West Virginia Gov. Personally On The Hook For $700MM In Greensill Collapse

The collapse of Greensill Capital has been the biggest financial scandal of the year so far, having set off a massive public corruption scandal in the UK that has deeply embarrassed the ruling Conservative Party due to the close involvement of former PM David Cameron, who was on the Greensill payroll and was caught trying to steer relief funds meant for small businesses to Greensill to help avert its collapse.

Most recently, Credit Suisse cited Greensill as its reason for cutting off SoftBank from all future investment-banking business after the Japanese mega-conglomerate with a VC arm was caught lying about its real role in CS’s trade finance funds that were stocked with Greensill-packaged assets. Softbank was essentially using the fund to quietly bolster some of its portfolio companies, while also serving as an investor in the fund – an obvious conflict that we first pointed out in 2019.

But while the Greensill scandal forces a rethink of lobbying laws in Britain, at least one American politician has now been caught up in the madness: Republican West Virginia Gov. Jim Justice, who is now in the bag for $700MM thanks to Greensill’s collapse.

Gov. Jim Justice

According to WSJ’s sources, Justice (who handily run reelection in the fall after switching from a Democrat to a Republican) is personally on the hook for nearly $700MM in loans to his coal companies – loans that were taken out from Greensill.

He is also dealing with several “unrelated lawsuits” that are also putting financial pressure on his coal company. Some of the loans to Justice’s companies were sliced up and incorporated into securities that wound up, among other places, in the $10 billion Credit Suisse fund that was gated at the beginning of the Greensill crisis.

Justice’s Bluestone Resources is in talks to repay borrowers including Credit Suisse and others.The company has been ID’s as “one of three major borrowers” involved with the fund.

Bluestone hadn’t expected to begin repaying the Greensill loans until 2023 at the earliest, it said in a lawsuit fled back in March, right around the time that Greensill filed for insolvency in the UK. Greensill’s financial troubles are supposedly responsible for Justice being dropped from the Forbes’ billionaires’ list. It now estimates his net worth at $450 million, down from $1.2 billion in April 2020.

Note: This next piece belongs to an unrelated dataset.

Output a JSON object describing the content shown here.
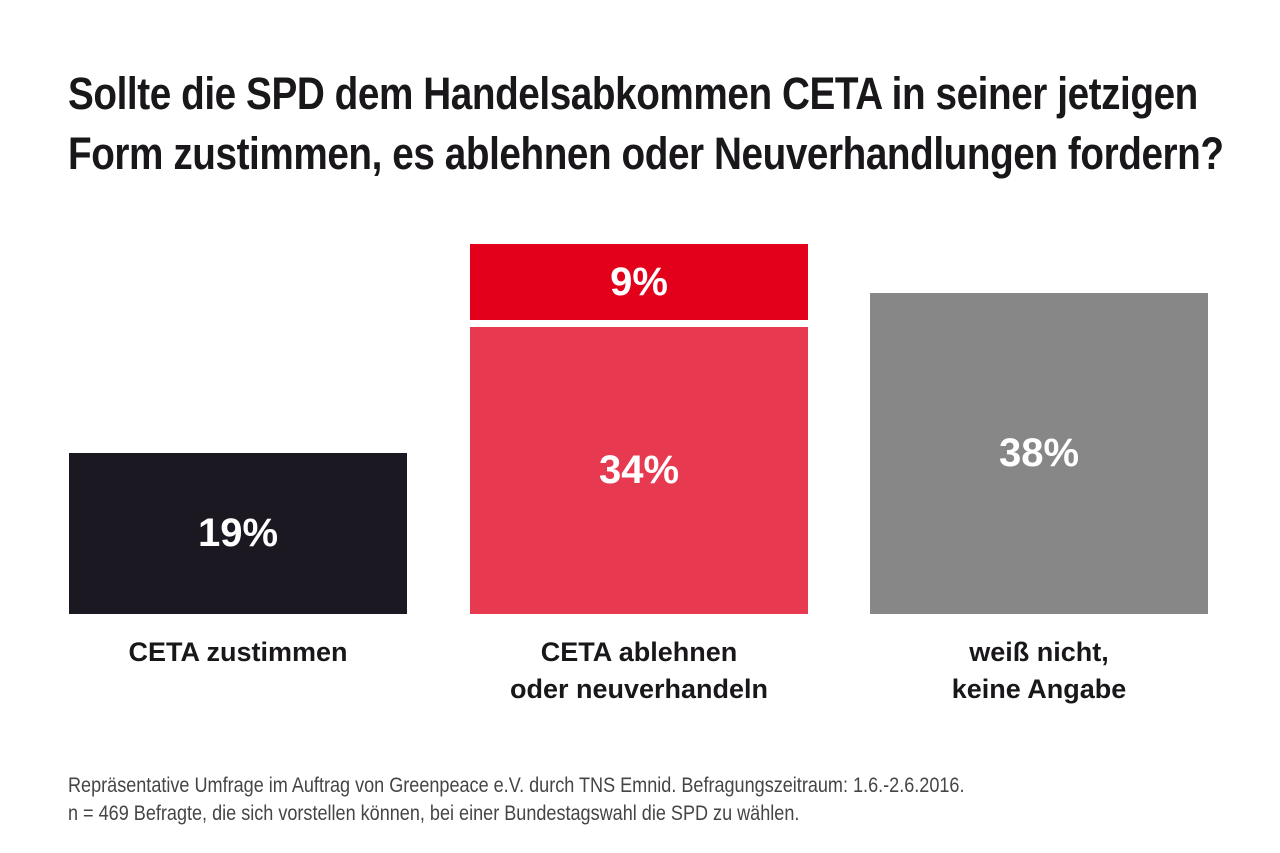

Bluestone and Greensill began their financing relationship in May 2018, when Greensill Vice Chairman Roland Hartley-Urquhart reached out to the firm through a mutual acquaintance. Bluestone companies received financing over a three-year period, and when the first set of loans matured, Greensill replaced them with new loans in a process that became known as a “cashless roll,” just one of the sketchy practices embraced by Greensill and its borrowers. In one particularly egregious process, Greensill and Bluestone embraced “prospective receivables” which haven’t yet been generated. These “prospective” loans were sometimes booked from “prospective buyers”, some of whom (likely many of whom) never actually became Bluestone customers.